Russian Warships to Visit Cuba

Russian warships will visit U.S. foe Cuba for the first time since the Soviet era, the Navy said Monday.

The destroyer Admiral Chabanenko and two support ships from a squadron that has been on a lengthy visit to Latin America will put in at Havana on Friday for a five-day stay, Navy spokesman Igor Dygalo said.

It will be the first visit by Russian warships to the Communist-led island situated just 145 kilometers from the United States since the 1991 Soviet collapse, Dygalo said.

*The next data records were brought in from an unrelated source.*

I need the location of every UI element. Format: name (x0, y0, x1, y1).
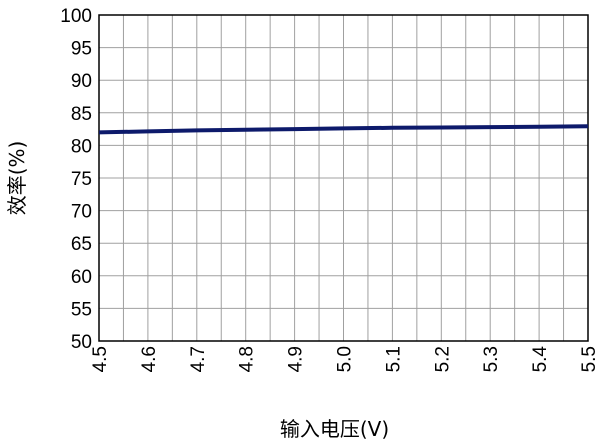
x-tick-label: 4.9 (286, 346, 307, 372)
y-tick-label: 80 (71, 136, 92, 157)
x-tick-labels: 4.5 4.6 4.7 4.8 4.9 5.0 5.1 5.2 5.3 5.4 5.5 (90, 346, 598, 373)
grid (99, 15, 588, 341)
y-tick-label: 60 (71, 267, 92, 288)
y-tick-label: 55 (71, 299, 92, 320)
y-tick-label: 90 (71, 71, 92, 92)
x-tick-label: 5.2 (432, 346, 453, 372)
x-axis-label: 输入电压(V) (280, 417, 389, 441)
y-axis-label: 效率(%) (5, 141, 29, 216)
y-tick-label: 50 (71, 332, 92, 353)
y-tick-labels: 50 55 60 65 70 75 80 85 90 95 100 (60, 6, 92, 353)
x-tick-label: 5.4 (530, 346, 551, 373)
y-tick-label: 70 (71, 202, 92, 223)
x-tick-label: 5.5 (579, 346, 598, 372)
x-tick-label: 4.8 (237, 346, 258, 372)
y-tick-label: 100 (60, 6, 92, 27)
y-tick-label: 75 (71, 169, 92, 190)
y-tick-label: 85 (71, 104, 92, 125)
x-tick-label: 4.7 (188, 346, 209, 372)
x-tick-label: 4.5 (90, 346, 111, 372)
series-lines (98, 124, 589, 135)
x-tick-label: 5.1 (383, 346, 404, 372)
x-tick-label: 4.6 (139, 346, 160, 372)
series-line (98, 124, 589, 135)
y-tick-label: 95 (71, 39, 92, 60)
x-tick-label: 5.0 (335, 346, 356, 372)
x-tick-label: 5.3 (481, 346, 502, 372)
y-tick-label: 65 (71, 234, 92, 255)
plot-frame (98, 14, 589, 342)
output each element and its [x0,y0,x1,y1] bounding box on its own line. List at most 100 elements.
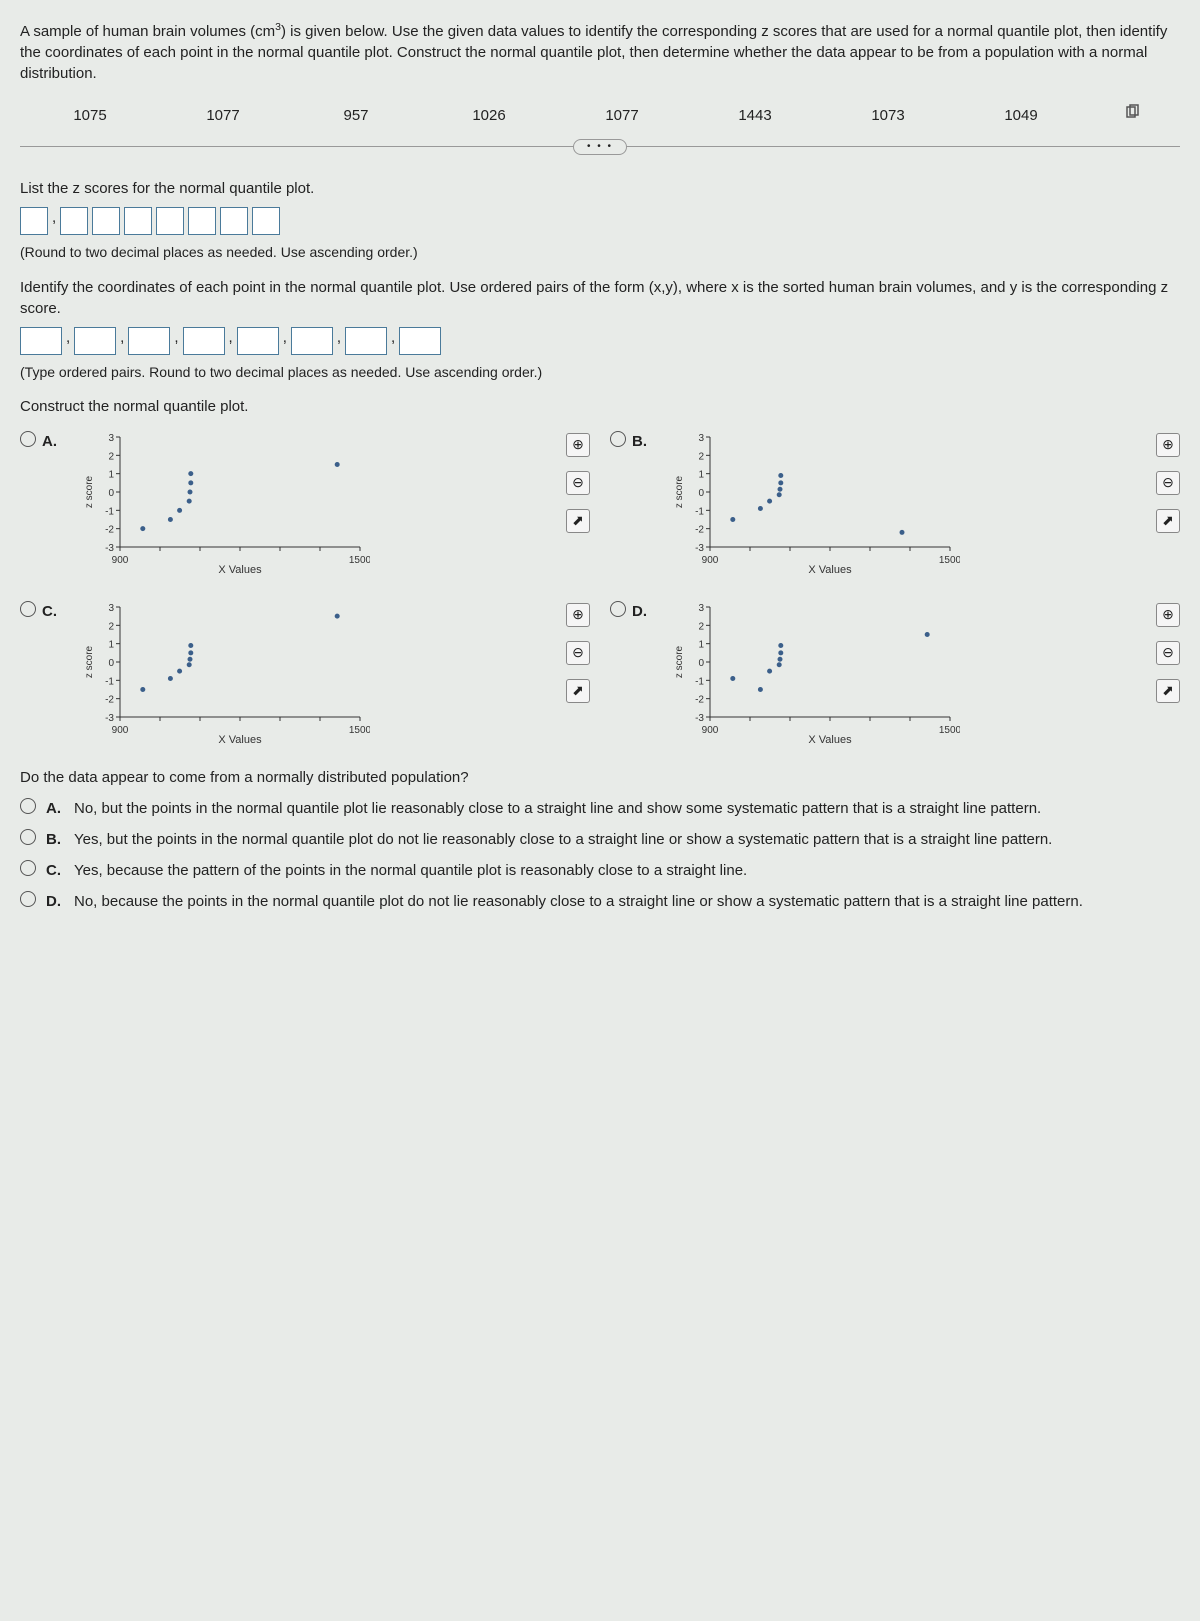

The Admiral Chabanenko, the nuclear-powered cruiser Peter the Great and support ships arrived in the Caribbean last month in a deployment also unprecedented since Soviet times. The voyage is widely seen as a show of force close to U.S. shores and a response to the U.S. use of warships to deliver humanitarian aid to Russia's neighbor Georgia after their war in August. The United States has maintained an economic embargo against Cuba since 1962.

The ships' visit coincided with a Latin American tour by President Dmitry Medvedev, who raised Russia's profile in the region and met with former Cuban leader Fidel Castro.

The destroyer and two support vessels left Nicaragua on Sunday after delivering $200,000 worth of medicine, computers and other humanitarian aid, Nicaraguan Lieutenant Colonel Juan Morales said. Dygalo said, however, that the ships left Nicaragua on Monday. Their visit stirred heated political debate there. The Peter the Great remains in the Caribbean but will not visit Cuba, Dygalo said.